定義 リチウムイオンバッテリー内部の物質が劣化・分解してガスが発生し、バッテリーの外装が風船のようにパンパンに膨らむ現象です。スマートフォンの背面パネルが浮き上がったり、ノートPCのトラックパッドが盛り上がったりする主な原因になります。

なぜバッテリーが風船のように膨らむの?

スマートフォンやノートPCを長年使っていると、本体の中央部がぷっくりと膨らみ、隙間が空いてしまうことがあります。まるで機器の中に小さなクッションが入ったかのような姿に驚くことも少なくありません。

私たちが普段使うスマート機器の多くには、リチウムイオンバッテリーが使われています。バッテリーの内部には、電気を帯びた粒子を運ぶ液体である「電解液」と、正極・負極が薄い絶縁膜(セパレータ)を挟んでぎっしり詰め込まれています。

ところが、バッテリーが経年劣化したり衝撃を受けたりすると、この電解液が不安定になります。
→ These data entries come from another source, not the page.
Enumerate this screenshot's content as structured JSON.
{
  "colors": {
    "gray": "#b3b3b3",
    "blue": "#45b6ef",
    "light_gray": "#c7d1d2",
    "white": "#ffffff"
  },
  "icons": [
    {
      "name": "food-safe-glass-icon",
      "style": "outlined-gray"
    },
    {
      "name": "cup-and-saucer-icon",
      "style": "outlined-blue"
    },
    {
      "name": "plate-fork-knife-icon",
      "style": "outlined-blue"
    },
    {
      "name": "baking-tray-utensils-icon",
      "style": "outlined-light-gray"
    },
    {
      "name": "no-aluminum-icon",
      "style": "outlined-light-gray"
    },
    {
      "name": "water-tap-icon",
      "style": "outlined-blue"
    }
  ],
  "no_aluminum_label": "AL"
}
液体が徐々に分解され、二酸化炭素や水素、炭化水素などの気体に変わっていくのです。密閉されたパックの中で逃げ場を失ったガスが、外壁を押し広げて膨張してしまうのです。

正常な電池とガス膨張の比較 正常バッテリー 整った内部電極 劣化・ガス発生 スウェリング ガス ガスで膨らんだ外壁

もう少し詳しく:何がガスを発生させるの?

バッテリーのスウェリング(膨張現象)を引き起こす最大の要因は、過剰な「熱」と「誤った充電習慣」です。充電ケーブルを挿したまま重いゲームを遊んだり、炎天下の車内に置き去りにしたりすると、バッテリーの内部温度が急激に上昇します。
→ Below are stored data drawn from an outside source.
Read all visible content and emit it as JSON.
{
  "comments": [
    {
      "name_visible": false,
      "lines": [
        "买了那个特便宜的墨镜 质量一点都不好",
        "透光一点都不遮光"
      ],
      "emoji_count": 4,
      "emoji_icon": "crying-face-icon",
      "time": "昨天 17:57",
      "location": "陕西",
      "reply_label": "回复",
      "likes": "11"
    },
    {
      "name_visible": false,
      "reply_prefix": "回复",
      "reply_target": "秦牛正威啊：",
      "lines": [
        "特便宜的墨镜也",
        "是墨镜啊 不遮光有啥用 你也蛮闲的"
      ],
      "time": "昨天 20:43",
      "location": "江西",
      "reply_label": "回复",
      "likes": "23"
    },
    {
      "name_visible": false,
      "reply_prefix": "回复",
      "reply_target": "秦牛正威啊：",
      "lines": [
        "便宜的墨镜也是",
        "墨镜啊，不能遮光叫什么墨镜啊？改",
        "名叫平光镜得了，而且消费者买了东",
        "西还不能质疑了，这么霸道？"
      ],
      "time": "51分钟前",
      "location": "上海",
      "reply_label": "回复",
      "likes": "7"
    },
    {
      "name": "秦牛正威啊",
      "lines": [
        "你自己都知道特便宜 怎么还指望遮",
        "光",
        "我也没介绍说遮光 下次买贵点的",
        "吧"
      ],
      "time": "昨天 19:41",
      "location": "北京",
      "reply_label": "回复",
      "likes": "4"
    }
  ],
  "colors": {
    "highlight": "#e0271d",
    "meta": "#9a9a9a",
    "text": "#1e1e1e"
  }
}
温度が高くなると、内部の化学物質の酸化反応が加速してガスが大量に発生します。さらに、100%の満充電状態を長く放置したり、0%まで使い切る完全放電を繰り返したりすることも、電極の劣化を早める原因になります。

最近のスマートフォンに広く使われている「パウチ型バッテリー」は、機器を薄く軽くするために、硬い金属缶ではなく薄いアルミラミネートフィルムで包まれています。そのため内圧に耐える力が比較的弱く、ガスが発生したときに風船のように外側へぷっくり膨らみやすい特徴があるのです。

膨らんでしまったバッテリー、どう対処すればいい?

バッテリーが膨らんだからといって、指で強く押し戻そうとしたり、ガスを抜こうと針やカッターで突いたりするのは非常に危険です。見た目はただの空気の袋のように見えても、中には引火性の化学物質と電気エネルギーがぎっしり詰まっています。

膨らんだバッテリーに傷をつけたり穴を開けたりすると、酸素が一気に侵入して火花が散ります。内部のセパレータが破損して正極と負極が直接触れ合う(ショートする)と、すさまじい高熱を発して炎上する「熱暴走」という重大な事故につながりかねません。
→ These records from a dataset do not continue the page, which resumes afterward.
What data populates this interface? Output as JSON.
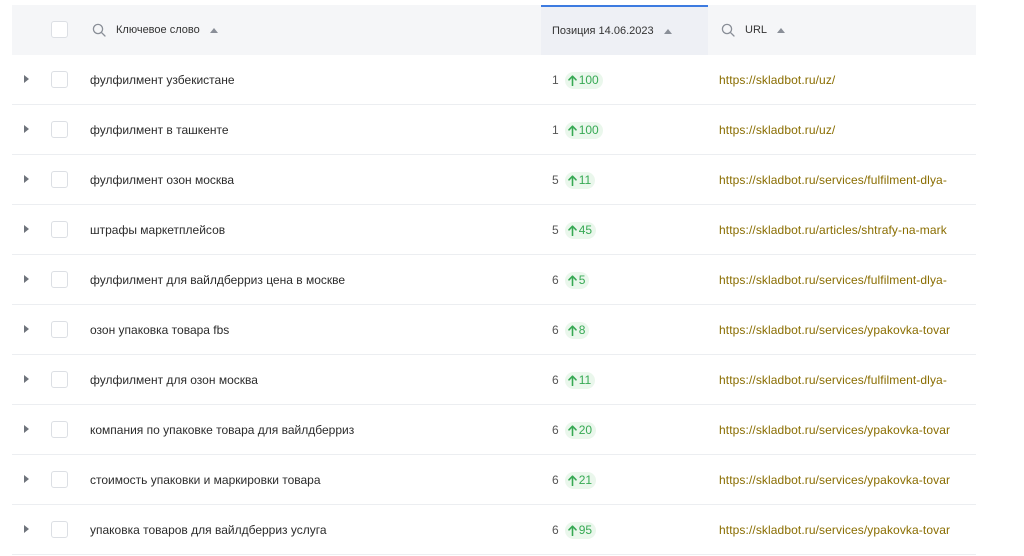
{
  "header": {
    "keyword_label": "Ключевое слово",
    "position_label": "Позиция 14.06.2023",
    "url_label": "URL"
  },
  "colors": {
    "accent": "#3d7be0",
    "badge_text": "#37a954",
    "badge_bg": "#eaf7ec",
    "url_text": "#8a6d00"
  },
  "rows": [
    {
      "keyword": "фулфилмент узбекистане",
      "position": "1",
      "change": "100",
      "url": "https://skladbot.ru/uz/"
    },
    {
      "keyword": "фулфилмент в ташкенте",
      "position": "1",
      "change": "100",
      "url": "https://skladbot.ru/uz/"
    },
    {
      "keyword": "фулфилмент озон москва",
      "position": "5",
      "change": "11",
      "url": "https://skladbot.ru/services/fulfilment-dlya-"
    },
    {
      "keyword": "штрафы маркетплейсов",
      "position": "5",
      "change": "45",
      "url": "https://skladbot.ru/articles/shtrafy-na-mark"
    },
    {
      "keyword": "фулфилмент для вайлдберриз цена в москве",
      "position": "6",
      "change": "5",
      "url": "https://skladbot.ru/services/fulfilment-dlya-"
    },
    {
      "keyword": "озон упаковка товара fbs",
      "position": "6",
      "change": "8",
      "url": "https://skladbot.ru/services/ypakovka-tovar"
    },
    {
      "keyword": "фулфилмент для озон москва",
      "position": "6",
      "change": "11",
      "url": "https://skladbot.ru/services/fulfilment-dlya-"
    },
    {
      "keyword": "компания по упаковке товара для вайлдберриз",
      "position": "6",
      "change": "20",
      "url": "https://skladbot.ru/services/ypakovka-tovar"
    },
    {
      "keyword": "стоимость упаковки и маркировки товара",
      "position": "6",
      "change": "21",
      "url": "https://skladbot.ru/services/ypakovka-tovar"
    },
    {
      "keyword": "упаковка товаров для вайлдберриз услуга",
      "position": "6",
      "change": "95",
      "url": "https://skladbot.ru/services/ypakovka-tovar"
    }
  ]
}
もし機器の膨張に気づいたら、すぐに充電ケーブルを抜いて電源を切ってください。そして燃えやすいもののない安全な場所に保管し、できるだけ早く公式サポート窓口や修理店に持ち込んで新品のバッテリーに交換してもらいましょう。

🤔 よくある誤解

✕ 誤解

膨らんだバッテリーは、針で小さな穴を開けてガスを抜けば元通り使える。

✓ 事実

針で刺すと空気中の酸素が入り込み、内部ショートを起こして激しい爆発や火災につながります。絶対に穴を開けてはいけません。

🧺 日常で出会う場面

1 長年使っているスマートフォンの画面や背面パネルが徐々に浮き上がり、隙間ができてしまう現象です。
2 ノートPCの底面が盛り上がって机の上でガタついたり、トラックパッドがクリックしにくくなったりするケースです。
💡 つまり ひとことで

バッテリー内部の電解液が熱や経年劣化で分解されガスが溜まる現象で、発見したら直ちに使用を中止して交換する必要があります。